Phillips was a mentor to Kate Wolf. He recorded songs and stories with Rosalie Sorrels on a CD called The Long Memory (1996), originally a college project from 1992 'cold-drill Magazine' Boise State University. Ani DiFranco recorded two CDs, The Past Didn't Go Anywhere (1996) and Fellow Workers (1999), with him. He was nominated for a Grammy Award for his work with Ani DiFranco. His "Green Rolling Hills" was made into a country hit by Emmylou Harris, and "The Goodnight-Loving Trail" became a classic as well, being recorded by Ian Tyson, Tom Waits, and others.
Phillips was a member of various socio-political organizations and groups throughout his life. A strong supporter of labor struggles, he was a member of the Industrial Workers of the World (IWW), the International Union of Mine, Mill, and Smelter Workers (Mine Mill), and the Travelling Musician's Union AFM Local 1000. In solidarity with the poor, he was also an honorary member of Dignity Village, a homeless community. A pacifist, he was a member of Veterans for Peace and the Peace Center of Nevada County.
In his personal life, Phillips enjoyed varied hobbies. These included Egyptology; amateur chemistry; linguistics; history (Asian, African, Mormon and world); futhark; debate; poetry; and gardening. He also enjoyed culinary hobbies, such as pickling and cooking.
He married Joanna Robinson on July 31, 1989, in Nevada City.
Phillips became an elder statesman for the folk music community, and a keeper of stories and songs that might otherwise have passed into obscurity. He was also a member of the great Traveling Nation, the community of hobos and railroad bums that populates the Midwest United States along the rail lines, and was an important keeper of their history and culture.

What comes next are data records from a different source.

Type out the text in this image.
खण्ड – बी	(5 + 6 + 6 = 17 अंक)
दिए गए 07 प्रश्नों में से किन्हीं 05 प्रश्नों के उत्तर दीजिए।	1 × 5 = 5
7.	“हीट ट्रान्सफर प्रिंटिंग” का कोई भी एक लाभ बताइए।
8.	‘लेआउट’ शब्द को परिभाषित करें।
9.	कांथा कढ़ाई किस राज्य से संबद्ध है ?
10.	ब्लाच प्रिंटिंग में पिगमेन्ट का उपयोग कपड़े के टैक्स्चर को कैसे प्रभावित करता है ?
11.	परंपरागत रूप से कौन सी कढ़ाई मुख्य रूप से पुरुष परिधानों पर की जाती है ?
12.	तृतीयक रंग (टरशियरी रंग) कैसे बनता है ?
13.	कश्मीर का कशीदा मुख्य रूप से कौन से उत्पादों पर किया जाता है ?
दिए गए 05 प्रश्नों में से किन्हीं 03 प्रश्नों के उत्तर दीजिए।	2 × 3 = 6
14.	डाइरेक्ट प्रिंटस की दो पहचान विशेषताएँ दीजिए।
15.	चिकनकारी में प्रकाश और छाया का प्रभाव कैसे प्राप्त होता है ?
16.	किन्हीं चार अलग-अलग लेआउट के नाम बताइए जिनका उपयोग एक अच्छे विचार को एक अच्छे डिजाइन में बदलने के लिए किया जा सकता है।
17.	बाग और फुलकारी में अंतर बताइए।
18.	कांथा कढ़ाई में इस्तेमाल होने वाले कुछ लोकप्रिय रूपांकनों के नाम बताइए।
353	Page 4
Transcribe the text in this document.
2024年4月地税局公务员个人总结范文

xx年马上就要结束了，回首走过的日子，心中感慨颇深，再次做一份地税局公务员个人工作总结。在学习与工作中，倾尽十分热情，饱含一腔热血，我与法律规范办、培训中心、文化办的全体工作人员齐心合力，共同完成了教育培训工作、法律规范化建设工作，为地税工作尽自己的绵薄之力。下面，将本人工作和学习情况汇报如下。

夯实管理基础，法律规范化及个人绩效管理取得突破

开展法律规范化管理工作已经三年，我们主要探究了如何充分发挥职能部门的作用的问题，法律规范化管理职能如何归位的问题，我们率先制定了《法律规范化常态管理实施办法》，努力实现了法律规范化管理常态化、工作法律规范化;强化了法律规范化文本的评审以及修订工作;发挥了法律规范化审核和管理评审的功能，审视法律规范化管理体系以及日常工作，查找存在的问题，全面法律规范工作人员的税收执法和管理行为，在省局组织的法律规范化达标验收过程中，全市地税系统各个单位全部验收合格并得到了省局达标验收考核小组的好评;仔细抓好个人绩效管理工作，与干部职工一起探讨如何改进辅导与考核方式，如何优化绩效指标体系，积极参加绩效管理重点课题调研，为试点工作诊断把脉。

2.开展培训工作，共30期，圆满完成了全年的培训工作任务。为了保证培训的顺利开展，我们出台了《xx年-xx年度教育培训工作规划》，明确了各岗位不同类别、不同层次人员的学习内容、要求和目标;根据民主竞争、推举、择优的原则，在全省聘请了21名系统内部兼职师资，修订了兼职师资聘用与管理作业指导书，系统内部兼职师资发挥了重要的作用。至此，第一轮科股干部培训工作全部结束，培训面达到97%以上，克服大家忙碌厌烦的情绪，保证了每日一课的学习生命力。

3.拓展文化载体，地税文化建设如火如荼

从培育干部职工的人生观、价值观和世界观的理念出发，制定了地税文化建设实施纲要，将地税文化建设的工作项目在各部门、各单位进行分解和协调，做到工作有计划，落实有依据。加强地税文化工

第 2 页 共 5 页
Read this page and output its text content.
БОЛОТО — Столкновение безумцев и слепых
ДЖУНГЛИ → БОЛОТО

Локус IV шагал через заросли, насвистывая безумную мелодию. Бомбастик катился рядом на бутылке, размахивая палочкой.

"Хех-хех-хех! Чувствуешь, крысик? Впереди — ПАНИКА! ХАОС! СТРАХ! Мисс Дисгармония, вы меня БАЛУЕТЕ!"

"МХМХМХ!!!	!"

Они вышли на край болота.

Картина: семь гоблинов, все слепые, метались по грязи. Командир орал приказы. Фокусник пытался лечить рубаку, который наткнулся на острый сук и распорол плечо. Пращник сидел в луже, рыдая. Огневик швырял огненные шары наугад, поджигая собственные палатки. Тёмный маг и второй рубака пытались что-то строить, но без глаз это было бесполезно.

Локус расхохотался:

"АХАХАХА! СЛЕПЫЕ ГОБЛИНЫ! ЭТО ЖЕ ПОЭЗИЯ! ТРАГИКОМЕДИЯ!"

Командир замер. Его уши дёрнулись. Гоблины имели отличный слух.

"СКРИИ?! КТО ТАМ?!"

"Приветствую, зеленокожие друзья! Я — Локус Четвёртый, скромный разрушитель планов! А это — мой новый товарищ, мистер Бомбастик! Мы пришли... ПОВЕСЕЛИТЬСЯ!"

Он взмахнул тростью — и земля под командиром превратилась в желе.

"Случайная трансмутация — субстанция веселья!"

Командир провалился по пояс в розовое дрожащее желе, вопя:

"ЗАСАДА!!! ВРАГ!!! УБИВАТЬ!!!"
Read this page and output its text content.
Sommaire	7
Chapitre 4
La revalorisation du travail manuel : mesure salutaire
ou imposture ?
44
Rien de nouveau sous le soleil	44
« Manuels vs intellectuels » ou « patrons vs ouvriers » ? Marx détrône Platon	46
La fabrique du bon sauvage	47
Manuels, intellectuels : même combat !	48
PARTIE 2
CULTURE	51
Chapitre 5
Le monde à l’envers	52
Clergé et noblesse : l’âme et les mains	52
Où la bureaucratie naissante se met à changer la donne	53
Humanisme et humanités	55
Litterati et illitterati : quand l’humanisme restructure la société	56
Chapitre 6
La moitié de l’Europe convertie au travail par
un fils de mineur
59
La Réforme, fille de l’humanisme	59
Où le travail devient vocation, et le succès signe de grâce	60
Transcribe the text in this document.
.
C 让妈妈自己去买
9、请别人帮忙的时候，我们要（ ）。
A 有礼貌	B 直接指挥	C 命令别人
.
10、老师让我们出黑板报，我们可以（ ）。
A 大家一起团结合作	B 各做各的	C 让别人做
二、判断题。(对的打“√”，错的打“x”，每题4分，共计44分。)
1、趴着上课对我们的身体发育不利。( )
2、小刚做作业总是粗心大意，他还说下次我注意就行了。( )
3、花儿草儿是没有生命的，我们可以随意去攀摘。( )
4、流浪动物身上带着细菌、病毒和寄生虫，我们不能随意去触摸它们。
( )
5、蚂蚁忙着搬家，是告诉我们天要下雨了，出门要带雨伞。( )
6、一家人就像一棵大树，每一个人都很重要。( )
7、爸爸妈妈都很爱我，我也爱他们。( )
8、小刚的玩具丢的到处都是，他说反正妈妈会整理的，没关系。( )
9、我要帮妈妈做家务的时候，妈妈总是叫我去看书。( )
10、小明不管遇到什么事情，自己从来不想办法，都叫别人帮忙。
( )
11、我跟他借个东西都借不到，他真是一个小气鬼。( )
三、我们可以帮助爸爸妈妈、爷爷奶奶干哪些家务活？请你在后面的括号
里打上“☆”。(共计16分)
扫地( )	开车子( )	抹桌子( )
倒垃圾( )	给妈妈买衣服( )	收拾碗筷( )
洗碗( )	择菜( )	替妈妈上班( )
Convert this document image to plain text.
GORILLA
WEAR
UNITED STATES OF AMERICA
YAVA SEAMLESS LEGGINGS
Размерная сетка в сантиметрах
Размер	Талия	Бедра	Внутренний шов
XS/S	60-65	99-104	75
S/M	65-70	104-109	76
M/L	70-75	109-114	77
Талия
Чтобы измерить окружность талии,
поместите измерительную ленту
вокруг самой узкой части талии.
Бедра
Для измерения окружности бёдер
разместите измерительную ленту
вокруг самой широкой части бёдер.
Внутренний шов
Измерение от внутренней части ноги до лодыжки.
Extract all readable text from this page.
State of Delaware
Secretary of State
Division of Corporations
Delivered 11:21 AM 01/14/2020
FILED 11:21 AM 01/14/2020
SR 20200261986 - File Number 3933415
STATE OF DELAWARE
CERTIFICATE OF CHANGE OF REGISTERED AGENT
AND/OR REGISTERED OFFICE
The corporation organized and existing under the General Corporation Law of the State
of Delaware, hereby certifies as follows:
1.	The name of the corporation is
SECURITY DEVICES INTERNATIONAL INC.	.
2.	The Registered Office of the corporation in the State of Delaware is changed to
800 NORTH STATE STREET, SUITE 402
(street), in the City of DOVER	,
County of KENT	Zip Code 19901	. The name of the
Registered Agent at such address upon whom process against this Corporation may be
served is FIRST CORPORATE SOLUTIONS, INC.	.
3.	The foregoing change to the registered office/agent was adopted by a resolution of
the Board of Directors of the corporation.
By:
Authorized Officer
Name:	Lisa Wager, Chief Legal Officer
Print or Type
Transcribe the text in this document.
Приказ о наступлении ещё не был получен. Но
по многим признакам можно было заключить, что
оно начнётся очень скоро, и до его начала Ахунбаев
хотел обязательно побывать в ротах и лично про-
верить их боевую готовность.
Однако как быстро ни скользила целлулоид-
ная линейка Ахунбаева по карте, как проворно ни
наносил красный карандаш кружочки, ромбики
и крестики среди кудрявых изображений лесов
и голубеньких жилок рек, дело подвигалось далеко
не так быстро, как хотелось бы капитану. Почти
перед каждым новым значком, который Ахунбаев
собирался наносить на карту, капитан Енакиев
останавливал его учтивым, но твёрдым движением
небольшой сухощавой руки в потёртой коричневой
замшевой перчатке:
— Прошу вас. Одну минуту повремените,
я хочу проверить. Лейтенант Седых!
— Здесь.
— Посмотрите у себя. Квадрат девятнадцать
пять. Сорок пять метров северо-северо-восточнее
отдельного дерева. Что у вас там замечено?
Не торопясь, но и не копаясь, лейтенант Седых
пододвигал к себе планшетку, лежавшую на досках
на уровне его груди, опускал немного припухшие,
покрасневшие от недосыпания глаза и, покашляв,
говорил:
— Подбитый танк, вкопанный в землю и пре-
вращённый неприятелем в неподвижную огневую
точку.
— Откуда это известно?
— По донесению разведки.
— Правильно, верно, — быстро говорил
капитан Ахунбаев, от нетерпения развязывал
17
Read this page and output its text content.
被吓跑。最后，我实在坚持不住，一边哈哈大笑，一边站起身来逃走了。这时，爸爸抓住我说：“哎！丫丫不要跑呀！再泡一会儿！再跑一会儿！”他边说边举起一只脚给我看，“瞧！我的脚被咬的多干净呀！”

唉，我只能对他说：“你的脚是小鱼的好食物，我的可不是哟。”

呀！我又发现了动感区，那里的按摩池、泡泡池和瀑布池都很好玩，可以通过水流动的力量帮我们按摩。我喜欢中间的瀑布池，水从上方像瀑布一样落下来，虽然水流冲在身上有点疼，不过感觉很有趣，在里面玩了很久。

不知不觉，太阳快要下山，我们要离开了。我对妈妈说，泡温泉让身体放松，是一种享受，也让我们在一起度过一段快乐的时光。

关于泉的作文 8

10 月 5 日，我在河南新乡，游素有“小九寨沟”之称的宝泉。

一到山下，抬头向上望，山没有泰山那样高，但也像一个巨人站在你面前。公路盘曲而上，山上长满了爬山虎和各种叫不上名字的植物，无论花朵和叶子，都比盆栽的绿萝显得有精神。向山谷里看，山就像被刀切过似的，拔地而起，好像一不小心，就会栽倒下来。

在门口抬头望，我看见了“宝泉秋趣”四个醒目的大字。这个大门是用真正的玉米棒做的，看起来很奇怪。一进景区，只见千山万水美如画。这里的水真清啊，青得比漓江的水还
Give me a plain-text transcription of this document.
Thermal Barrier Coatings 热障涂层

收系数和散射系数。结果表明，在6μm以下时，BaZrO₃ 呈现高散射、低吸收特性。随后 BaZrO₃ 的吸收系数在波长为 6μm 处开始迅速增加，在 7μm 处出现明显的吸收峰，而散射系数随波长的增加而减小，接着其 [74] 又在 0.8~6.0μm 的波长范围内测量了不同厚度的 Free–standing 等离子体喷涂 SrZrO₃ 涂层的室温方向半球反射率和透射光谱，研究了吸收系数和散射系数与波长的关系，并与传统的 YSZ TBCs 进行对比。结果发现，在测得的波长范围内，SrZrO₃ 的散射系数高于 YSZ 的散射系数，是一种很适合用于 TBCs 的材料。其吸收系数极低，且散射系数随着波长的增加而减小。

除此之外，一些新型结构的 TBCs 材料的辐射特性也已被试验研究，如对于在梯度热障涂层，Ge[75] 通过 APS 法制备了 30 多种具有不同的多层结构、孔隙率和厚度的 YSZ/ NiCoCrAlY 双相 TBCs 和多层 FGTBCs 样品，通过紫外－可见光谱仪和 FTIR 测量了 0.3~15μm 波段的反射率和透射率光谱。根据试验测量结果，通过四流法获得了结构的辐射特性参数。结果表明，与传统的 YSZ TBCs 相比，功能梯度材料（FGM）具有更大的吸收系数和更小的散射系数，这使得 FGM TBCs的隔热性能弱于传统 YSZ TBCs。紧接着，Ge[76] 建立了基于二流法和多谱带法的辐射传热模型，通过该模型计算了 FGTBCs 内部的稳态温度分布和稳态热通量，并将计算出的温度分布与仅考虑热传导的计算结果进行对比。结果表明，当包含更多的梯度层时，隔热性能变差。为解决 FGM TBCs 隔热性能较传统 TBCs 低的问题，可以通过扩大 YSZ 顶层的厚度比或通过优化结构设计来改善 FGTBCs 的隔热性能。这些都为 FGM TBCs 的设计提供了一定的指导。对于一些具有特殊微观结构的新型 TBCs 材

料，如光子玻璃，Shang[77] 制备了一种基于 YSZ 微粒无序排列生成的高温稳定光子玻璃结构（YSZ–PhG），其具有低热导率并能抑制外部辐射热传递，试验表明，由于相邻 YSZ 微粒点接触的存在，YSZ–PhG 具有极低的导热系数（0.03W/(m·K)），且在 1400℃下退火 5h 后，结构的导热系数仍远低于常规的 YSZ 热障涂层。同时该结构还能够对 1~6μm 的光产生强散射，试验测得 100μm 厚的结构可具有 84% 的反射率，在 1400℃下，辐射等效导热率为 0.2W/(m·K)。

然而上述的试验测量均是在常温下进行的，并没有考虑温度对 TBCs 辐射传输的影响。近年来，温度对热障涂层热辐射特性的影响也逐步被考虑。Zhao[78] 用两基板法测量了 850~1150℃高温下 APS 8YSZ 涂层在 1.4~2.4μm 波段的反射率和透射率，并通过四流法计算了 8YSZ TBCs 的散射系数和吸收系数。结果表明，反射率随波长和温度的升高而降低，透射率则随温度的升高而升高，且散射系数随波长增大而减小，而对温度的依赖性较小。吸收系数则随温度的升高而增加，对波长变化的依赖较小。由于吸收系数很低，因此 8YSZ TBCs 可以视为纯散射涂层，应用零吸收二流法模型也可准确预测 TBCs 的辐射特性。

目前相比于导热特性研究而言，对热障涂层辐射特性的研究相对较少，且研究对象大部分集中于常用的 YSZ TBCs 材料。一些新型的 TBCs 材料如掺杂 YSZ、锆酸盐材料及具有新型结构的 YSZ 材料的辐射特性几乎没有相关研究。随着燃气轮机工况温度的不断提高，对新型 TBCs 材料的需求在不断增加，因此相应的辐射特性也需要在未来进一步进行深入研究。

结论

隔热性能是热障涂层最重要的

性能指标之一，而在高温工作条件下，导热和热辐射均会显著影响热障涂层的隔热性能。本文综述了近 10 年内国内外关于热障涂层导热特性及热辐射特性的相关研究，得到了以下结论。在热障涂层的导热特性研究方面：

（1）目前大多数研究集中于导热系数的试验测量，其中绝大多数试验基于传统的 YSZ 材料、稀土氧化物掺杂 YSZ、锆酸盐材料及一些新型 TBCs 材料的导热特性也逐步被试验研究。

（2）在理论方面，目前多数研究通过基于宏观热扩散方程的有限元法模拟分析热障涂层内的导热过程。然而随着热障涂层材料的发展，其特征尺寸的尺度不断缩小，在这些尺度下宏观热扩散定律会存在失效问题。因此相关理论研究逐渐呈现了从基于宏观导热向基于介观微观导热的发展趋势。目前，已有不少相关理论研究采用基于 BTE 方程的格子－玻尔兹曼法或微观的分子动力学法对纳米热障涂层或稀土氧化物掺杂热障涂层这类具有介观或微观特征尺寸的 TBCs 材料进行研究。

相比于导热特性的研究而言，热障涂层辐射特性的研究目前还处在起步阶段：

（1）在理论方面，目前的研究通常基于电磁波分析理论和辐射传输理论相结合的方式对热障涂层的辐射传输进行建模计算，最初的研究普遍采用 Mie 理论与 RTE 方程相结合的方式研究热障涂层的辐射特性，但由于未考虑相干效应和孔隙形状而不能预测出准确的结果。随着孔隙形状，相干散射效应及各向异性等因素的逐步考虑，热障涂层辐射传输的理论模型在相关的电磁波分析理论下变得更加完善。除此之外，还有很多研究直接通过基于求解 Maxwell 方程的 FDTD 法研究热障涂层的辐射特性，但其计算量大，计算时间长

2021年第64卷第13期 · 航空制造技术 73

He also became an honorary member of numerous folk societies in the U.S.A. and Canada.
When Kate Wolf grew ill and was forced to cancel concerts, she asked Phillips to fill in. Suffering from an ailment which makes it more difficult to play guitar, Phillips hesitated, citing his declining guitar ability. "Nobody ever came just to hear you play," she said. Phillips told this story as a way of explaining how his style over the years became increasingly based on storytelling instead of just songs. He was a gifted storyteller and monologist, and his concerts generally had an even mix of spoken word and sung content. He attributed much of his success to his personality. "It is better to be likeable than talented," he often said, self-deprecatingly.
Until it lost its funding, Phillips hosted his own weekly radio show, Loafer's Glory: The Hobo Jungle of the Mind.
Phillips lived in Nevada City, California for 21 years where he worked on the start-up of the Hospitality House, a homeless shelter, and the Peace and Justice Center. "It's my town. Nevada City is a primary seed-bed for community organizing."
In August 2007, Phillips announced that he would undergo catheter ablation to address his heart problems. Later that autumn, Phillips announced that due to health problems he could no longer tour. By January 2008, he decided against a heart transplant.
Phillips died May 23 in Nevada City, California, from complications of heart disease, at the age of 73. He was survived by his wife, sons, Duncan and Brendan, and a daughter, Morrigan. Following a private service, a public memorial was held on June 1, in Pioneer Park, in Nevada City. His service was officiated by Meghan Cefalu, a Unitarian Universalist pastor. The night he died local newspapers reported an unusual thunder storm. Those close to him remarked that he rode out of town on a bolt of lightning.